Şirketin ihale aldığı kurumların başında İstanbul Büyükşehir Belediyesi ve iştirakleri ile Beyoğlu Belediyesi, Gaziosmanpaşa Belediyesi, Zeytinburnu Belediyesi ve Bahçelievler Belediyesi gibi AKP’li ilçe belediyeleri geliyor.
SAYAÇLARI OKUYUP FATURALARI DAĞITTILAR
Albayrak Grubu, bilgi teknolojileri alanında da ALBİL Merkezi Hizmetler, Rasat Trafik Çözümleri ve Sistemli Dağıtım Hizmetleri adı altında üç ayrı şirketle faaliyet gösteriyor. Sistemli Dağıtım Hizmetleri Şirketi’nin internet sitesinde “Sistemli Dağıtım, İstanbul’da İSKİ, TEDAŞ, İGDAŞ; Ankara ve Trabzon’da TEDAŞ olmak üzere yurt genelinde vermiş olduğu hizmetlerle alanında öncü firma olmuştur” ifadelerine yer verilerek, şirketin kamu kurumlarına işler yaptığı belirtiliyor.
Öte yandan Sistemli Dağıtım Hizmetleri Şirketi, kamuda son 10 yılda 64 ayrı ihale aldı. Bu ihalelerin toplam bedeli ise 308 milyon 706 bin TL olarak açıklandı. Bu ihalelerin büyük çoğunluğu da su ve doğalgaz sayacı okuma ve fatura dağıtımı ihalesi.
Şirketin ihale aldığı kurumlar arasından, İBB iştiraki İGDAŞ ve İSKİ, Adana Büyükşehir Belediyesi’ne bağlı ASKİ, Sakarya Büyükşehir Belediyesi’ne bağlı SASKİ, Gaziantep Büyükşehir Belediyesi’ne bağlı GASKİ, Ankara Büyükşehir Belediyesi’ne bağlı ASKİ ve Malatya Büyükşehir Belediyesi’ne bağlı MASKİ başı çekiyor.
Tekstil alanında da faaliyet gösteren Albayrak Grubu bu alana Sümerbank tarafından 1934 yılında kurulan Ereğli Entegre Tekstil Fabrikasını 1997 yılında özelleştirme kapsamında satın alarak girdi. Fabrika, Ereğli Tekstil Şirketi adı altında işletilirken şirketin internet sitesinde, “Ereğli Tekstil’in üretim hacmini Genelkurmay ve Emniyet birimlerinin ihtiyaçları doldurmaktadır” deniliyor.
ASKERİN KAMUFLAJINI ALBAYRAKLAR ÜRETİYOR
Öte yandan şirketin Genelkurmay Başkanlığı’na bağlı askeri birlikler ile Emniyet Genel Müdürlüğü’ne uzun yıllardır kamuflaj ve üniforma üretip sattığı da biliniyor.
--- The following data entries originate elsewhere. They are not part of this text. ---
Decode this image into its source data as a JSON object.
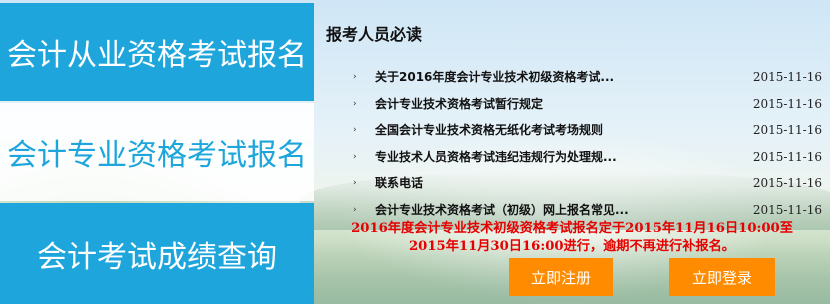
{
  "nav": {
    "tiles": [
      {
        "label": "会计从业资格考试报名"
      },
      {
        "label": "会计专业资格考试报名"
      },
      {
        "label": "会计考试成绩查询"
      }
    ]
  },
  "panel": {
    "title": "报考人员必读",
    "bullet_glyph": "›",
    "items": [
      {
        "text": "关于2016年度会计专业技术初级资格考试...",
        "date": "2015-11-16"
      },
      {
        "text": "会计专业技术资格考试暂行规定",
        "date": "2015-11-16"
      },
      {
        "text": "全国会计专业技术资格无纸化考试考场规则",
        "date": "2015-11-16"
      },
      {
        "text": "专业技术人员资格考试违纪违规行为处理规...",
        "date": "2015-11-16"
      },
      {
        "text": "联系电话",
        "date": "2015-11-16"
      },
      {
        "text": "会计专业技术资格考试（初级）网上报名常见...",
        "date": "2015-11-16"
      }
    ]
  },
  "announcement": {
    "line1": "2016年度会计专业技术初级资格考试报名定于2015年11月16日10:00至",
    "line2": "2015年11月30日16:00进行，逾期不再进行补报名。"
  },
  "actions": {
    "register_label": "立即注册",
    "login_label": "立即登录"
  },
  "colors": {
    "tile_blue": "#1ea6dc",
    "button_orange": "#ff8c00",
    "notice_red": "#e60000"
  }
}
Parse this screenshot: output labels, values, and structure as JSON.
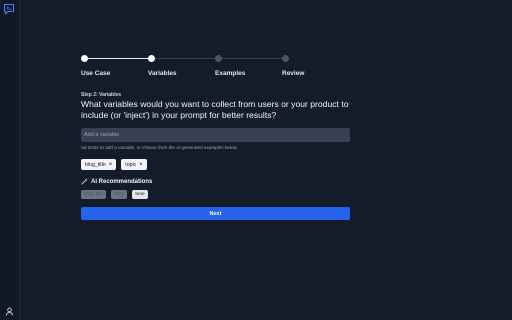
{
  "steps": [
    {
      "label": "Use Case",
      "state": "complete"
    },
    {
      "label": "Variables",
      "state": "current"
    },
    {
      "label": "Examples",
      "state": "pending"
    },
    {
      "label": "Review",
      "state": "pending"
    }
  ],
  "form": {
    "kicker": "Step 2: Variables",
    "question": "What variables would you want to collect from users or your product to include (or 'inject') in your prompt for better results?",
    "input_placeholder": "Add a variable",
    "input_value": "",
    "hint": "Hit Enter to add a variable, or choose from the AI-generated examples below."
  },
  "selected_variables": [
    {
      "label": "blog_title",
      "remove": "×"
    },
    {
      "label": "topic",
      "remove": "×"
    }
  ],
  "ai": {
    "heading": "AI Recommendations",
    "icon": "magic-wand-icon",
    "recommendations": [
      {
        "label": "blog_title",
        "added": true
      },
      {
        "label": "topic",
        "added": true
      },
      {
        "label": "tone",
        "added": false
      }
    ]
  },
  "next_label": "Next",
  "icons": {
    "logo": "prompt-terminal-icon",
    "user": "user-icon"
  },
  "colors": {
    "background": "#141b2b",
    "accent": "#2563eb"
  }
}
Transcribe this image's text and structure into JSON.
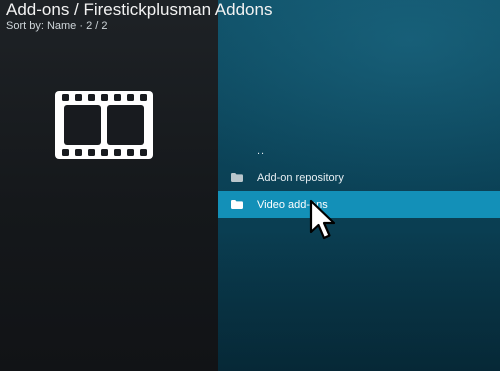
{
  "header": {
    "title": "Add-ons / Firestickplusman Addons",
    "subtitle": "Sort by: Name  ·  2 / 2"
  },
  "list": {
    "items": [
      {
        "label": "..",
        "icon": "",
        "selected": false
      },
      {
        "label": "Add-on repository",
        "icon": "folder-icon",
        "selected": false
      },
      {
        "label": "Video add-ons",
        "icon": "folder-icon",
        "selected": true
      }
    ]
  },
  "preview": {
    "icon": "film-strip-icon"
  },
  "colors": {
    "selection": "#1390b8",
    "right_panel": "#0b4257",
    "left_panel": "#181b1f"
  }
}
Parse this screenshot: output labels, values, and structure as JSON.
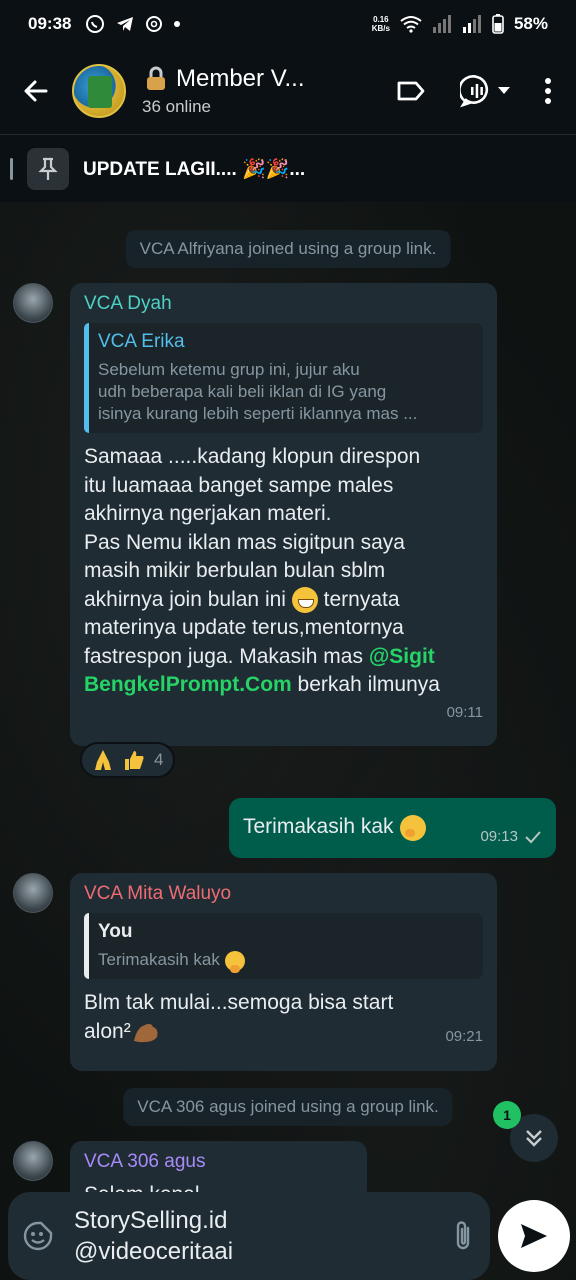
{
  "status_bar": {
    "time": "09:38",
    "net_speed_value": "0.16",
    "net_speed_unit": "KB/s",
    "battery": "58%"
  },
  "header": {
    "title": "Member V...",
    "subtitle": "36 online"
  },
  "pinned": {
    "text": "UPDATE LAGII.... 🎉🎉..."
  },
  "system_messages": [
    "VCA Alfriyana joined using a group link.",
    "VCA 306 agus joined using a group link."
  ],
  "messages": {
    "dyah": {
      "sender": "VCA Dyah",
      "quote_name": "VCA Erika",
      "quote_text": "Sebelum ketemu grup ini, jujur aku\nudh beberapa kali beli iklan  di IG yang\nisinya kurang lebih seperti iklannya mas ...",
      "text_1": "Samaaa .....kadang klopun direspon\nitu luamaaa banget sampe males\nakhirnya ngerjakan materi.\nPas Nemu iklan mas sigitpun saya\nmasih mikir berbulan bulan sblm\nakhirnya join bulan ini",
      "text_2": " ternyata\nmaterinya update terus,mentornya\nfastrespon juga. Makasih mas ",
      "mention": "@Sigit\nBengkelPrompt.Com",
      "text_3": " berkah ilmunya",
      "time": "09:11",
      "reaction_count": "4"
    },
    "outgoing": {
      "text": "Terimakasih kak",
      "time": "09:13"
    },
    "mita": {
      "sender": "VCA Mita Waluyo",
      "quote_name": "You",
      "quote_text": "Terimakasih kak",
      "text": "Blm tak mulai...semoga bisa start\nalon²",
      "time": "09:21"
    },
    "agus": {
      "sender": "VCA 306 agus",
      "text": "Salam kenal"
    }
  },
  "scroll": {
    "unread": "1"
  },
  "input": {
    "value": "StorySelling.id\n@videoceritaai"
  }
}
Yine şirketin internet sitesinde bu konuya ilişkin de şu açıklamaya yer veriliyor: “Uluslararası kalite standartlarında, antibakteriyel, nano teknoloji özelliklerine sahip, kara, hava, jandarma ve emniyet kuvvetleri için kamuflajlı-kamuflajsız elbise, mont, parka, gömlek ve rüzgâr ceketi kumaş üretimi ve dikimi, ayrıca soğuk iklim parka ve elbise dikimi yapılmaktadır.”
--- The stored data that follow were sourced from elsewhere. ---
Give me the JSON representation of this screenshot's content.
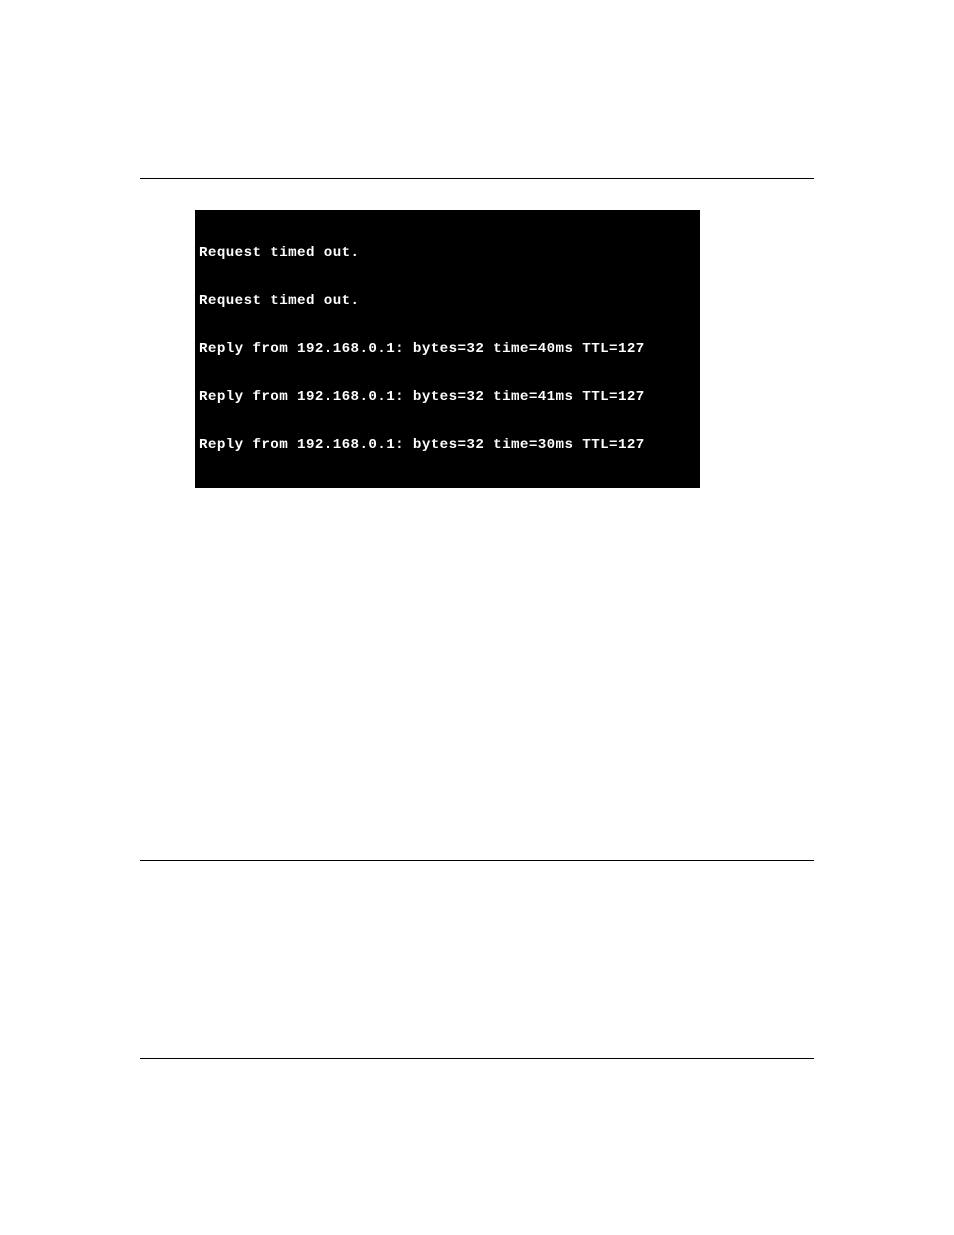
{
  "terminal": {
    "lines": [
      "Request timed out.",
      "Request timed out.",
      "Reply from 192.168.0.1: bytes=32 time=40ms TTL=127",
      "Reply from 192.168.0.1: bytes=32 time=41ms TTL=127",
      "Reply from 192.168.0.1: bytes=32 time=30ms TTL=127"
    ]
  }
}
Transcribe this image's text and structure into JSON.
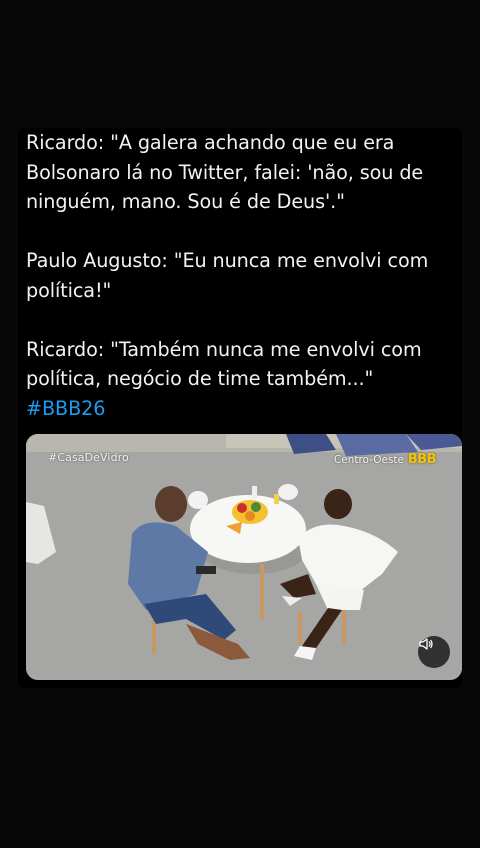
{
  "tweet": {
    "lines_1": [
      "Ricardo: \"A galera achando que eu era",
      "Bolsonaro lá no Twitter, falei: 'não, sou de",
      "ninguém, mano. Sou é de Deus'.\""
    ],
    "lines_2": [
      "Paulo Augusto: \"Eu nunca me envolvi com",
      "política!\""
    ],
    "lines_3": [
      "Ricardo: \"Também nunca me envolvi com",
      "política, negócio de time também...\""
    ],
    "hashtag": "#BBB26"
  },
  "media": {
    "overlay_left": "#CasaDeVidro",
    "overlay_right": "Centro-Oeste",
    "logo": "BBB",
    "volume_icon": "volume-icon"
  },
  "colors": {
    "background": "#080808",
    "text": "#f2f2f2",
    "hashtag": "#1d9bf0"
  }
}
ÇÖP TOPLAMA VE ÇEVRE TEMİZLİĞİ İHALELERİ
Atık yönetimi alanında da Yeşil Adamlar Atık Yönetimi ve Bayfa Geri Dönüşüm Şirketi adı altında iki ayrı şirketle faaliyet gösteren Albayrak Grubu bu alanda da yine kamudan çok sayıda ihale aldı.
Yeşil Adamlar Atık Yönetimi Şirketi’nin internet sitesinde şirketin “Atık yönetimi ve çevre temizliği” alanında faaliyet yürüttüğü belirtiliyor. Şirket son 10 yılda kamudan 56 ayrı çöp toplama, kent içi temizlik ve araç kiralama ihalesi aldı. Bu ihalelerin toplam bedeli ise 1 milyar 945 milyon TL olarak açıklandı. Şirketin ihale aldığı kurumların başında yine İstanbul Büyükşehir Belediyesi ile iştirakleri ile AKP’li ilçe belediyeleri geliyor.
Bayfa Geri Dönüşüm Şirketi’nin internet sitesinde ise şu bilgilere yer veriliyor: “Halihazırda Arnavutköy, Beyoğlu, Kağıthane ve Sarıyer ilçelerinde kentsel atık yönetimine öncülük etmekte, ambalaj atıklarının kaynağında ayrı olarak toplayarak ayrıştırma işlemlerini Kağıthane ve Esenyurt ilçelerinde bulunan ve Çevre Bakanlığı tarafından en üst klasman olan ‘TİP 1 Ambalaj Atığı Toplama-Ayrıştırma’ lisansına sahip iki modern tesisinde gerçekleştirmektedir.”
MEDYA, TURİZM VE YAYINCILIK ŞİRKETLERİ
Medya alanında da televizyon kanalı, gazete ve internet siteleriyle faaliyet gösteren Albayrak Grubu, 2007 yılında kurulan Tvnet televizyon kanalının, YeniŞafak gazetesinin ve çok sayıda internet sitesi ile derginin de sahibi.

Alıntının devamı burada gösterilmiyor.